Пьеса Л. Пиранделло, поставленная и оформленная Владимиром Седовым, оказалась превращенной в "полигон" по производству всякого рода причудливых театральных масок и проведению разного рода теат­ральных же "игр", имеющих к итальянскому драматургу самое отдален­ное отношение, но зато, надо полагать, досыта удовлетворивших по­требность создателей спектакля в физической и эмоциональной разряд­ке через наружную экспрессивность, утрированную динамику и шаржи­рованную зрелищность. Возник такой "театр для себя", участники кото­рого, по слову Сирена Кьеркегора, "наслаждаются собственным насла­ждением" и им одним. Они демонстрируют такую степень самолюбова­ния, которая невольно заставляет вспомнить необычайно точное заме­чание Юргена Хабермаса об "эстетически инспирированном субъектив­ном цинизме" в театре. Этот "цинизм" свидетельствует как об отсутст­вии каких‑либо следов целостного художественного сознания, так и об очевидном стремлении обмануть зрителя, заморочить ему голову, по­просту говоря, отвлечь его от живой реальности.

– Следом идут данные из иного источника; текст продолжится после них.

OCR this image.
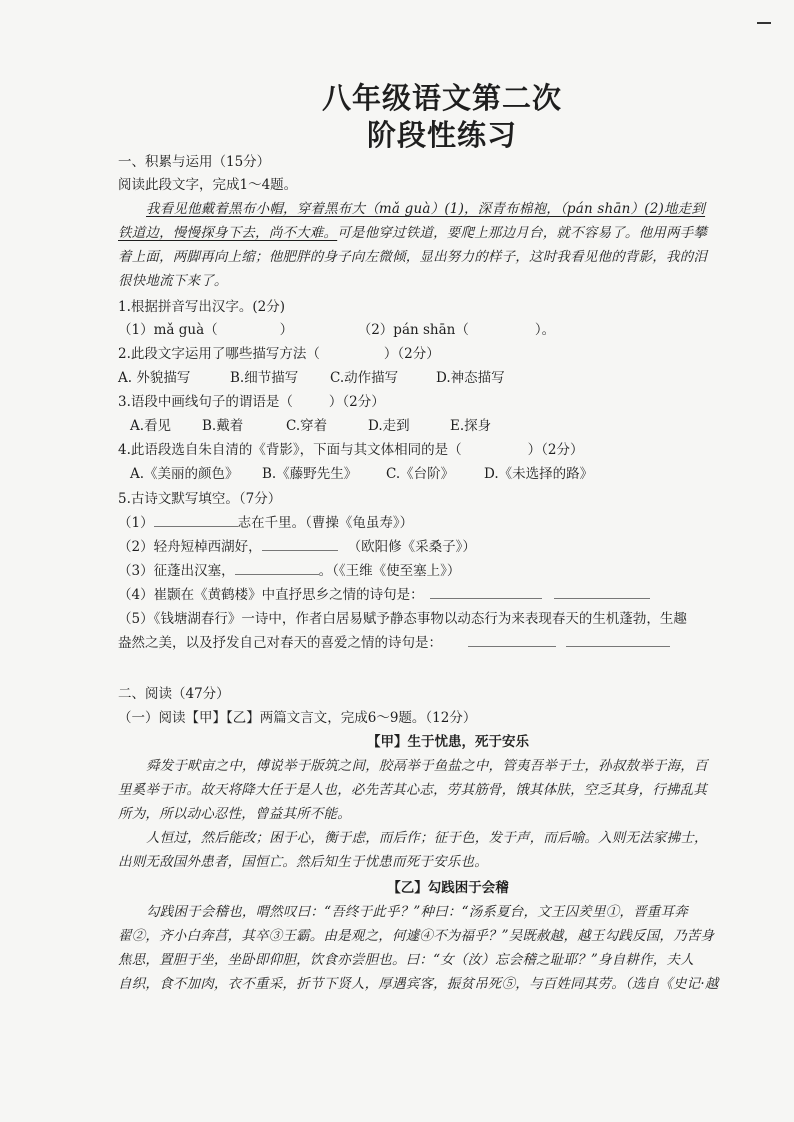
八年级语文第二次
阶段性练习
一、积累与运用（15分）
阅读此段文字，完成1～4题。
我看见他戴着黑布小帽，穿着黑布大（mǎ guà）(1)，深青布棉袍，（pán shān）(2)地走到
铁道边，慢慢探身下去，尚不大难。可是他穿过铁道，要爬上那边月台，就不容易了。他用两手攀
着上面，两脚再向上缩；他肥胖的身子向左微倾，显出努力的样子，这时我看见他的背影，我的泪
很快地流下来了。
1.根据拼音写出汉字。(2分)
（1）mǎ guà（	）	（2）pán shān（	）。
2.此段文字运用了哪些描写方法（	）（2分）
A. 外貌描写	B.细节描写 C.动作描写	D.神态描写
3.语段中画线句子的谓语是（	）（2分）
A.看见 B.戴着	C.穿着	D.走到	E.探身
4.此语段选自朱自清的《背影》，下面与其文体相同的是（	）（2分）
A.《美丽的颜色》 B.《藤野先生》 C.《台阶》 D.《未选择的路》
5.古诗文默写填空。（7分）
（1）	志在千里。（曹操《龟虽寿》）
（2）轻舟短棹西湖好，	（欧阳修《采桑子》）
（3）征蓬出汉塞，	。（《王维《使至塞上》）
（4）崔颢在《黄鹤楼》中直抒思乡之情的诗句是：
（5）《钱塘湖春行》一诗中，作者白居易赋予静态事物以动态行为来表现春天的生机蓬勃，生趣
盎然之美，以及抒发自己对春天的喜爱之情的诗句是：
二、阅读（47分）
（一）阅读【甲】【乙】两篇文言文，完成6～9题。（12分）
【甲】生于忧患，死于安乐
舜发于畎亩之中，傅说举于版筑之间，胶鬲举于鱼盐之中，管夷吾举于士，孙叔敖举于海，百
里奚举于市。故天将降大任于是人也，必先苦其心志，劳其筋骨，饿其体肤，空乏其身，行拂乱其
所为，所以动心忍性，曾益其所不能。
人恒过，然后能改；困于心，衡于虑，而后作；征于色，发于声，而后喻。入则无法家拂士，
出则无敌国外患者，国恒亡。然后知生于忧患而死于安乐也。
【乙】勾践困于会稽
勾践困于会稽也，喟然叹曰：“吾终于此乎？”种曰：“汤系夏台，文王囚羑里①，晋重耳奔
翟②，齐小白奔莒，其卒③王霸。由是观之，何遽④不为福乎？”吴既赦越，越王勾践反国，乃苦身
焦思，置胆于坐，坐卧即仰胆，饮食亦尝胆也。曰：“女（汝）忘会稽之耻耶？”身自耕作，夫人
自织，食不加肉，衣不重采，折节下贤人，厚遇宾客，振贫吊死⑤，与百姓同其劳。（选自《史记·越
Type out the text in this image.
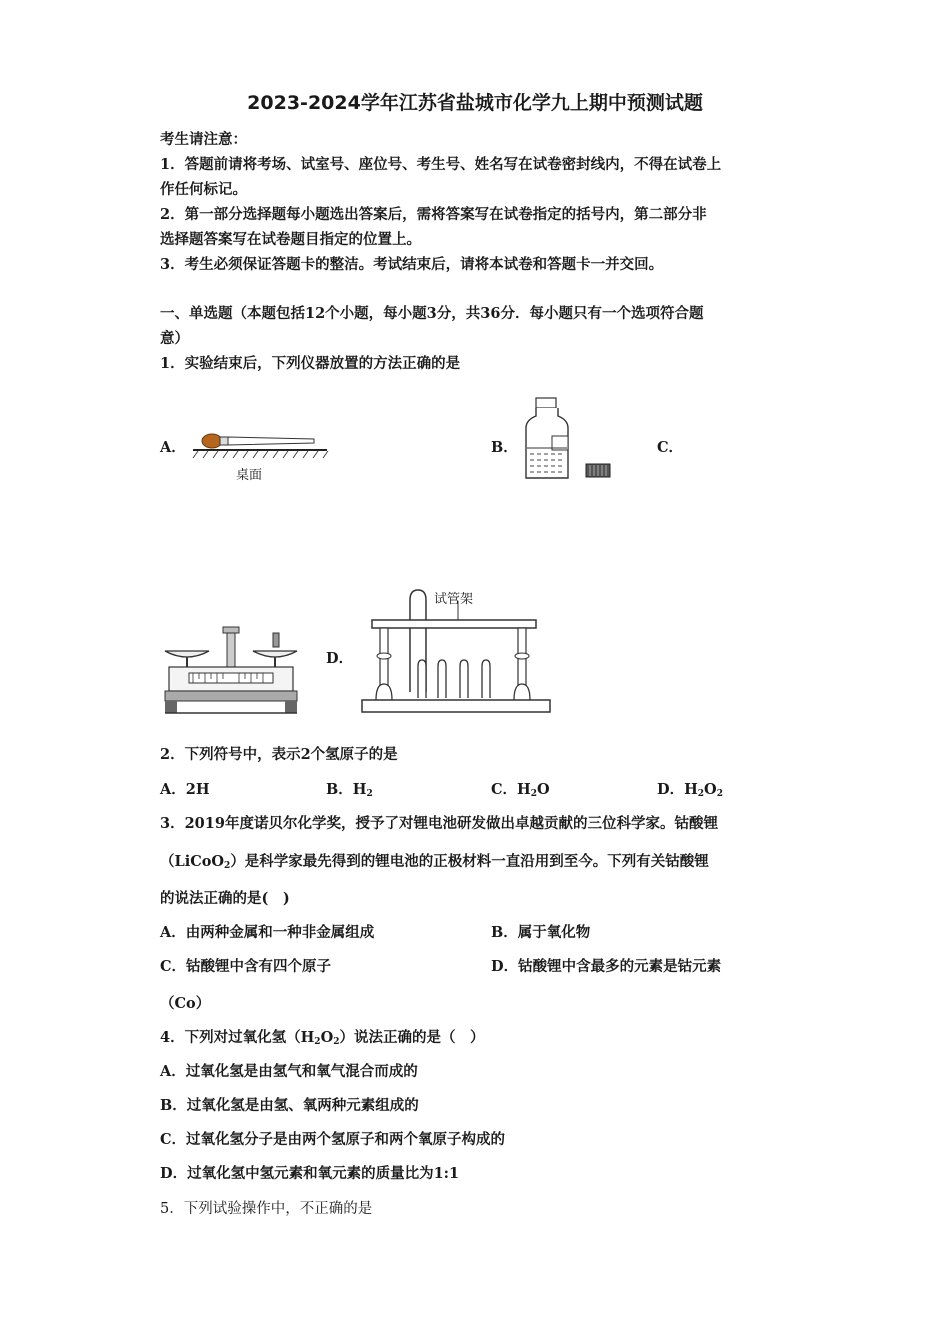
2023-2024学年江苏省盐城市化学九上期中预测试题
考生请注意：
1．答题前请将考场、试室号、座位号、考生号、姓名写在试卷密封线内，不得在试卷上
作任何标记。
2．第一部分选择题每小题选出答案后，需将答案写在试卷指定的括号内，第二部分非
选择题答案写在试卷题目指定的位置上。
3．考生必须保证答题卡的整洁。考试结束后，请将本试卷和答题卡一并交回。
一、单选题（本题包括12个小题，每小题3分，共36分．每小题只有一个选项符合题
意）
1．实验结束后，下列仪器放置的方法正确的是
A．	B．	C．
D．
桌面
试管架
2．下列符号中，表示2个氢原子的是
A．2H	B．$H_2$	C．$H_2O$	D．$H_2O_2$
3．2019年度诺贝尔化学奖，授予了对锂电池研发做出卓越贡献的三位科学家。钴酸锂
（LiCoO$_2$）是科学家最先得到的锂电池的正极材料一直沿用到至今。下列有关钴酸锂
的说法正确的是(　)
A．由两种金属和一种非金属组成	B．属于氧化物
C．钴酸锂中含有四个原子	D．钴酸锂中含最多的元素是钴元素
（Co）
4．下列对过氧化氢$(H_2O_2)$说法正确的是（　）
A．过氧化氢是由氢气和氧气混合而成的
B．过氧化氢是由氢、氧两种元素组成的
C．过氧化氢分子是由两个氢原子和两个氧原子构成的
D．过氧化氢中氢元素和氧元素的质量比为1:1
5．下列试验操作中，不正确的是
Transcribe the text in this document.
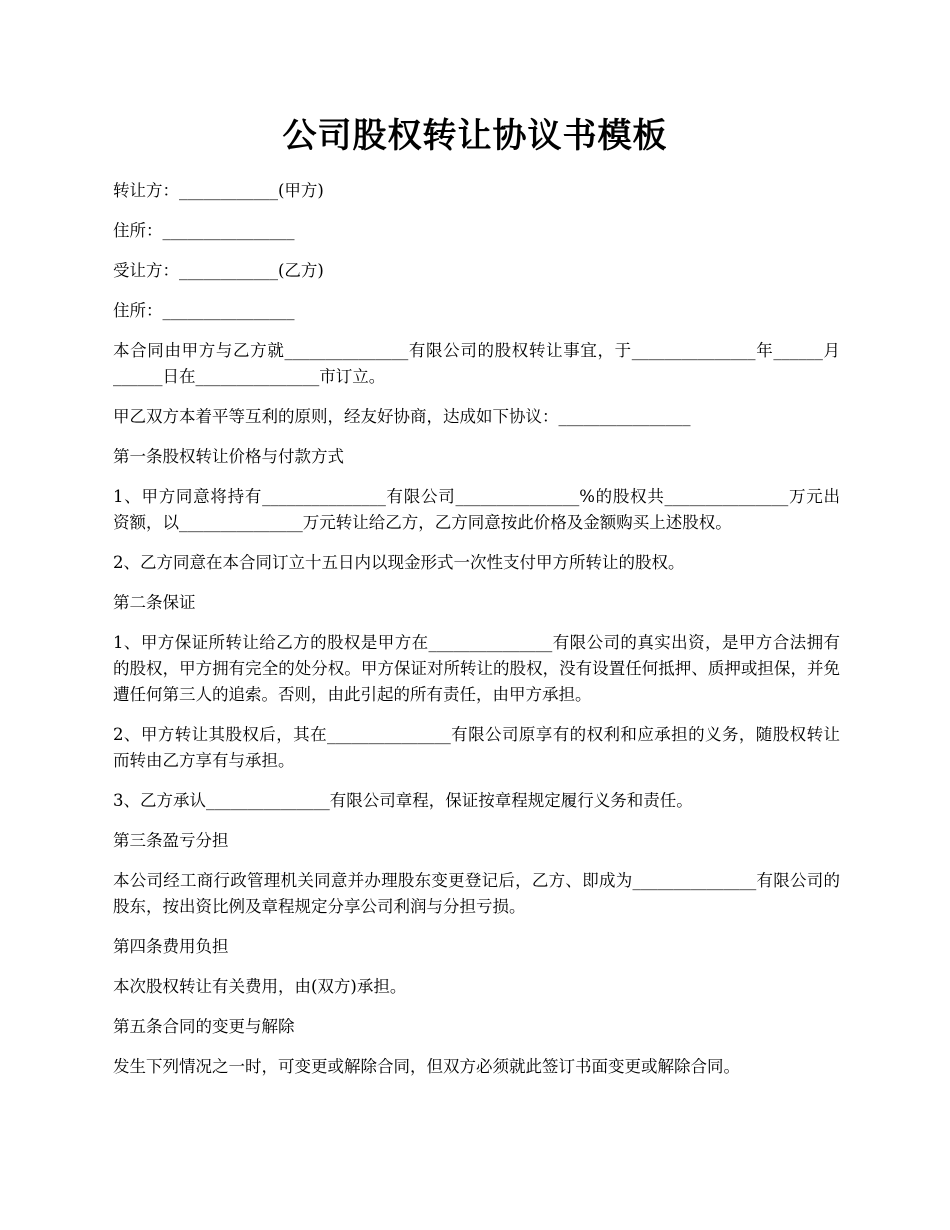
公司股权转让协议书模板

转让方：____________(甲方)

住所：________________

受让方：____________(乙方)

住所：________________

本合同由甲方与乙方就_______________有限公司的股权转让事宜，于_______________年______月______日在_______________市订立。

甲乙双方本着平等互利的原则，经友好协商，达成如下协议：________________

第一条股权转让价格与付款方式

1、甲方同意将持有_______________有限公司_______________%的股权共_______________万元出资额，以_______________万元转让给乙方，乙方同意按此价格及金额购买上述股权。

2、乙方同意在本合同订立十五日内以现金形式一次性支付甲方所转让的股权。

第二条保证

1、甲方保证所转让给乙方的股权是甲方在_______________有限公司的真实出资，是甲方合法拥有的股权，甲方拥有完全的处分权。甲方保证对所转让的股权，没有设置任何抵押、质押或担保，并免遭任何第三人的追索。否则，由此引起的所有责任，由甲方承担。

2、甲方转让其股权后，其在_______________有限公司原享有的权利和应承担的义务，随股权转让而转由乙方享有与承担。

3、乙方承认_______________有限公司章程，保证按章程规定履行义务和责任。

第三条盈亏分担

本公司经工商行政管理机关同意并办理股东变更登记后，乙方、即成为_______________有限公司的股东，按出资比例及章程规定分享公司利润与分担亏损。

第四条费用负担

本次股权转让有关费用，由(双方)承担。

第五条合同的变更与解除

发生下列情况之一时，可变更或解除合同，但双方必须就此签订书面变更或解除合同。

Да, как уже сказано, варианты ответов на вопрос – как и для чего театру выживать? – разнообразны. Вместе с тем сегодня они особенно часто совпадают именно в этом решительном неприятии реальной жиз­ни. Той самой распроклятой нашей "постсоветской" действительности, в которой прогнозируется как вполне возможное появление "сильной личности" со всеми вытекающими из этого последствиями, а многими, в особенности теми, кто в силу экономической разрухи и социального распада общества оказался на грани выживания или даже за нею, не только ожидается, но и прямо приветствуется приход булгаковского "городового".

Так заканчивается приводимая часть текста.